Total and Engie partner on France’s largest green hydrogen production site

The facility is due to begin producing hydrogen in 2024

The agreement covers the design, development, installation and operation of the project, which will produce five tonnes of green hydrogen every day once it comes online.

The project’s 40MW electrolyser will be located in Total’s La Mede biofuel refinery in the Provence-Alpes-Côte d’Azur South region. The refinery plays host to onsite solar PV panels with a combined capacity of more than 100MW, which will be used to power the electrolyser.

Hydrogen produced by the facility will be used to power the biofuel production process. Total estimates that emissions related to production at the facility will be reduced by 15,000 tonnes of CO2e annually due to the transition from fossil fuels to green hydrogen.

Because solar PV systems, like all renewable energy generation systems, generate varying outputs, the facility will also host large-scale hydrogen storage infrastructure.

Total and Engie are aiming for construction to begin in 2022, subject to an advanced engineering study and to planning permissions. This would enable generation to begin in 2024. The firms have already submitted applications for subsidies from the French Government and from the European Union (EU).

Cross-border partnership

The news comes in the same week that the European Commission confirmed a hydrogen pilot project as one of the winners of a new competitive fund for inter-regional partnerships.

Under the project that has received funding, the European Hydrogen Valleys partnership, which represents 12 regions in France and the Netherlands, will merge with a partnership representing four regions in Slovakia. The newly formed body will receive up to €100,000 from the European Regional Development Fund (ERDF) to scale-up and commercialise green hydrogen generation, storage and refuelling infrastructure.  

The EU’s commissioner for cohesion and reforms, Elisa Ferreira, said the project is “especially important in the current coronavirus context, showing how much cohesion policy is committed to contributing to Europe’s prompt response and recovery”. The bloc has notably attached a “do no harm” requirement to its €750bn stimulus package and requires at least one-third to be spent on activities that benefit efforts to combat climate change and nature loss.

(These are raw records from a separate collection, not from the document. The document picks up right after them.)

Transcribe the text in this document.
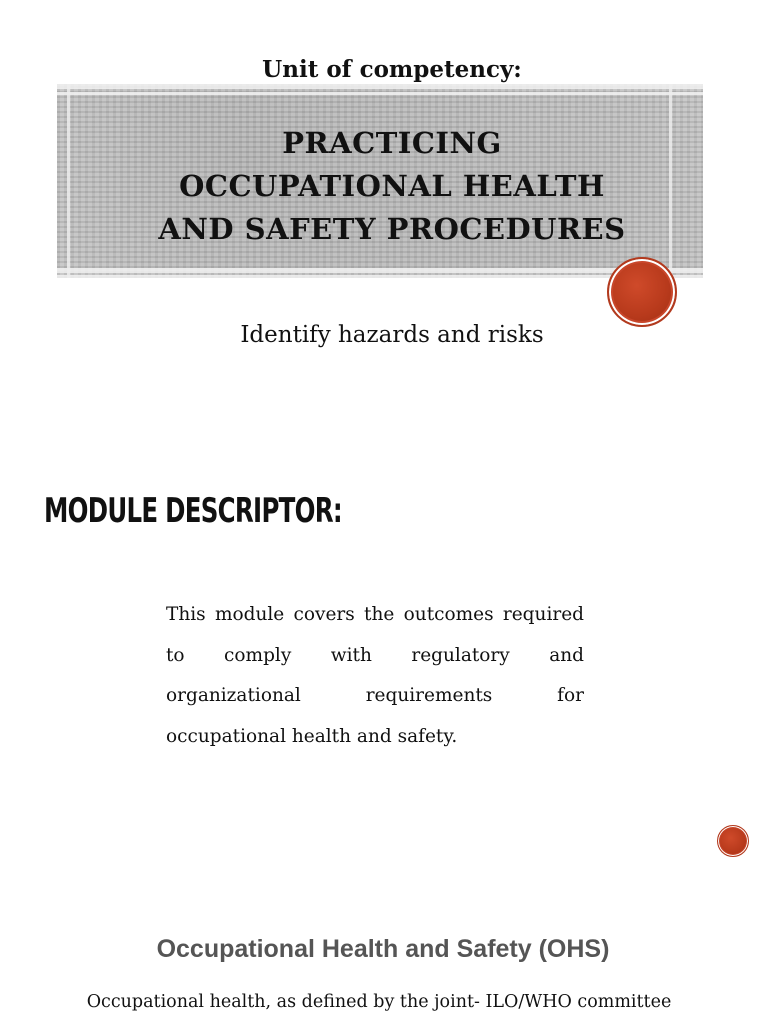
Unit of competency:
PRACTICING
OCCUPATIONAL HEALTH
AND SAFETY PROCEDURES
Identify hazards and risks
MODULE DESCRIPTOR:
This module covers the outcomes required to comply with regulatory and organizational requirements for occupational health and safety.
Occupational Health and Safety (OHS)
Occupational health, as defined by the joint- ILO/WHO committee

On hydrogen specifically, the European Commission’s hydrogen roadmap targets 100% renewable hydrogen by 2050, but permits low-carbon hydrogen derived from nuclear power and gas in the short-term. It was released in 2020 as part of the bloc’s green recovery planning.

By 2050, the EU executive estimates that clean hydrogen could meet 24% of the world’s energy demand, with annual sales in the range of €630 billion. For Europe, that could translate into 1 million jobs in the hydrogen value chain.

But with more than 96% of the hydrogen produced globally in 2020 having relied on fossil fuels, there is a long way to go to scale up infrastructure and bring green hydrogen to price parity with comparable fuels. Some of the world’s largest energy companies are collaborating in an effort to increase the world’s green hydrogen production fifty-fold by 2026 – in a move they claim will halve costs.